A report released this week by Environment Missouri suggests climate change could make extreme weather events, such as droughts and storms, more common and possibly more severe.
The new report, “In the Path of the Storm: Global Warming, Extreme Weather, and the Impacts of Weather-Related Disasters in the United States,’’ examines county-level weather-related disaster declaration data from the Federal Emergency Management Agency for 2006 through 2011.
The report does not cite any information about the possibility of more tornadoes or the probability of more severe ones, such as the EF-5 tornado that struck Joplin on May 22. The research into climate change and tornadoes is inconclusive, said Ted Mathys, state advocate for Environment Missouri.
Mathys, in a teleconference on Thursday, said 2011 was a particularly bad year for extreme weather in Missouri and across the country.

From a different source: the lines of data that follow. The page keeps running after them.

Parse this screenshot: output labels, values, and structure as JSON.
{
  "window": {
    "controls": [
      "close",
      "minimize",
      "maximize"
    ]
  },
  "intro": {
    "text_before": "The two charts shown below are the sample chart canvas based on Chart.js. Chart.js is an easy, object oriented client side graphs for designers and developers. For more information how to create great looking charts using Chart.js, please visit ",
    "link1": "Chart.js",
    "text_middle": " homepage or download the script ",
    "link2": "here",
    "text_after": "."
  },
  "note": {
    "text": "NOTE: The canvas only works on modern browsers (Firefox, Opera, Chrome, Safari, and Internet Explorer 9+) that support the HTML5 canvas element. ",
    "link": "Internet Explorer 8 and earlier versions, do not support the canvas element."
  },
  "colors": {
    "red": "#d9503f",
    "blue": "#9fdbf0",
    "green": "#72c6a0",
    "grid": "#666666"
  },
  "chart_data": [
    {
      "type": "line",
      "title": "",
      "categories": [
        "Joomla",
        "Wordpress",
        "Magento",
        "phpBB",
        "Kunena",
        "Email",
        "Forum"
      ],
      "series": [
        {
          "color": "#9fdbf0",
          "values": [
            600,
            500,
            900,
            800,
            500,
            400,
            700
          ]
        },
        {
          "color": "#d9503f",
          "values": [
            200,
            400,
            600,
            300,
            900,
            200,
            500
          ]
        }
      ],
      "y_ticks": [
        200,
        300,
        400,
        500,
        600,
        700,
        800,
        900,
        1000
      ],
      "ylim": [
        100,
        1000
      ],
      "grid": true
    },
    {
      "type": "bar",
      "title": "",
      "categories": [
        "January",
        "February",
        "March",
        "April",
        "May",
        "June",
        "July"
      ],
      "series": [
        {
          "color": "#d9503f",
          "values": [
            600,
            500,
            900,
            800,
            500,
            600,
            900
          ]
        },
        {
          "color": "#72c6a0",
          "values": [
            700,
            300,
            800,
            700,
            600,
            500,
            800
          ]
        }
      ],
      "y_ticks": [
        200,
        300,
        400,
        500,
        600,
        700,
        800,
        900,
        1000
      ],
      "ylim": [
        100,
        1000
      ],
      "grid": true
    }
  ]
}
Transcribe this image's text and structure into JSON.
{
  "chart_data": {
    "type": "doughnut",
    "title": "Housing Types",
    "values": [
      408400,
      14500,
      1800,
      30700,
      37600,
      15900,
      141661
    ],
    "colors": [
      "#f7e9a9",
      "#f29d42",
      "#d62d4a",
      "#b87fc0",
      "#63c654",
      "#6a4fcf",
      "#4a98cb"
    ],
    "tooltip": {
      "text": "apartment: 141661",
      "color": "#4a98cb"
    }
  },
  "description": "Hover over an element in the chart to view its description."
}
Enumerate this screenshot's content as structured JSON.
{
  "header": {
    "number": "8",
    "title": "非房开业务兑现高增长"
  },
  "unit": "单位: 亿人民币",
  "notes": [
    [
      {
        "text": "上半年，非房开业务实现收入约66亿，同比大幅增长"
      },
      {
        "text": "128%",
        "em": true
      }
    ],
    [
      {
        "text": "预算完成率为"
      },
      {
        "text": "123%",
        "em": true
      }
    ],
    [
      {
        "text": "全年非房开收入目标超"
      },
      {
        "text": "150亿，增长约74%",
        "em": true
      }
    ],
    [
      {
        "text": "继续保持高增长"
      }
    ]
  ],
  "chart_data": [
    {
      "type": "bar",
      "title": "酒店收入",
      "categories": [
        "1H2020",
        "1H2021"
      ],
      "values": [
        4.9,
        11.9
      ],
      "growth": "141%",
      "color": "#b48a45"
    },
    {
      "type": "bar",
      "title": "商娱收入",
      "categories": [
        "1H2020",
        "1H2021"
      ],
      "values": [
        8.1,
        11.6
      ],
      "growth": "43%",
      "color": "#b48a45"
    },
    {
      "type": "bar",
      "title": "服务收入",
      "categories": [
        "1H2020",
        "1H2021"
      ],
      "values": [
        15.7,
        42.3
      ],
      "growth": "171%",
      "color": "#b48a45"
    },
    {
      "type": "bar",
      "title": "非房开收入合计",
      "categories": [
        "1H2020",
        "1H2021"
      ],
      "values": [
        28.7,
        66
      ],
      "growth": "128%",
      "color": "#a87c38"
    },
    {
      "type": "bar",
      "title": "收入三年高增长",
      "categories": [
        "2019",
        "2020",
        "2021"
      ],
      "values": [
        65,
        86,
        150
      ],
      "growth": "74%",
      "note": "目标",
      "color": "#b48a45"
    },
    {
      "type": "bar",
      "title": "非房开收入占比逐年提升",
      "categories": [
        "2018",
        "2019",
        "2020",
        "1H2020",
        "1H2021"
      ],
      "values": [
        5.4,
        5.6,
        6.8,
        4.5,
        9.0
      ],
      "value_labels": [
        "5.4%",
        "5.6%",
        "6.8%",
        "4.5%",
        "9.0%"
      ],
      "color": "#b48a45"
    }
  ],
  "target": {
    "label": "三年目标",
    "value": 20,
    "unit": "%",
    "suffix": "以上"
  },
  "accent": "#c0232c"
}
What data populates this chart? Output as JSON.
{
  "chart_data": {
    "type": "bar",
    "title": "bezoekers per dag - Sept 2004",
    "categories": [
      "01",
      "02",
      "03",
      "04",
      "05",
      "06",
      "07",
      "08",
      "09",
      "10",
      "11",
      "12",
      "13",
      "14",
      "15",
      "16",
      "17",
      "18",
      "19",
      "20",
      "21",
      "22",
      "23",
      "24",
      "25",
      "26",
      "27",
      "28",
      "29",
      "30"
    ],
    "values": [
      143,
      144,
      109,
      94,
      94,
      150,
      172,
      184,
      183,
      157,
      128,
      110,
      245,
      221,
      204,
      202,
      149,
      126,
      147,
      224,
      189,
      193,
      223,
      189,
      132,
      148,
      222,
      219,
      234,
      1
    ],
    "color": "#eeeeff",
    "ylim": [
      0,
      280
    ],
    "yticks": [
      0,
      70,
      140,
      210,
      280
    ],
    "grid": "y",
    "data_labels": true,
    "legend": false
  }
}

“Nearly all of Missouri’s 6 million residents have lived through extreme weather in recent years, harming our economy and our public safety,” Mathys said. “Given that global warming will likely fuel even more extreme weather, we need to cut dangerous carbon pollution now.”
The report urges the federal government to move ahead with addressing climate change by limiting emissions of carbon dioxide from vehicles and coal-fired power plants, the largest single source of the carbon pollution.
Mathys said all 115 Missouri counties have been affected by at least one weather-related disaster since 2006. Among the hardest hit in Southwest Missouri has been Webster County, one of only 10 counties in the U.S. that has been struck by 10 weather disasters since 2006.
The public can track recent weather disasters by county, using an interactive online map at www.EnviromentMissouri.org. The portion of the map for Jasper County does not reflect the Joplin tornado since it cannot be tied to climate change.
“We know that extreme weather is happening,” Mathys said. “We know that it is causing very severe problems for every county in Missouri, and we know that global warming increases the likelihood that we’ll see even more extreme weather in the future.”
The extreme flooding of the Missouri and Mississippi rivers in 2011, which caused the inundation of 200 square miles of farmland in Missouri, is one of the extreme weather events highlighted in the report.
The report details the latest science on the projected influence of climate change on rain, snow, heat, drought, wildfires, hurricanes and coastal storms.
The report states that research shows the U.S. has experienced an increase in heavy precipitation events, with the rainiest 1 percent of all storms delivering 20 percent more rain on average at the end of the 20th century than at the beginning.
The trend toward extreme precipitation is projected to continue in a warming world, while higher temperatures and drier summers will likely increase the risk of drought for certain parts of the country.
Climate change and tornadoes
While the intergovernmental panel on climate change recently concluded that it is “virtually certain” that hot days will become hotter and “likely” that extreme precipitation events will continue to increase worldwide, it said there is little scientific consensus about the impact of global warming on events such as tornadoes.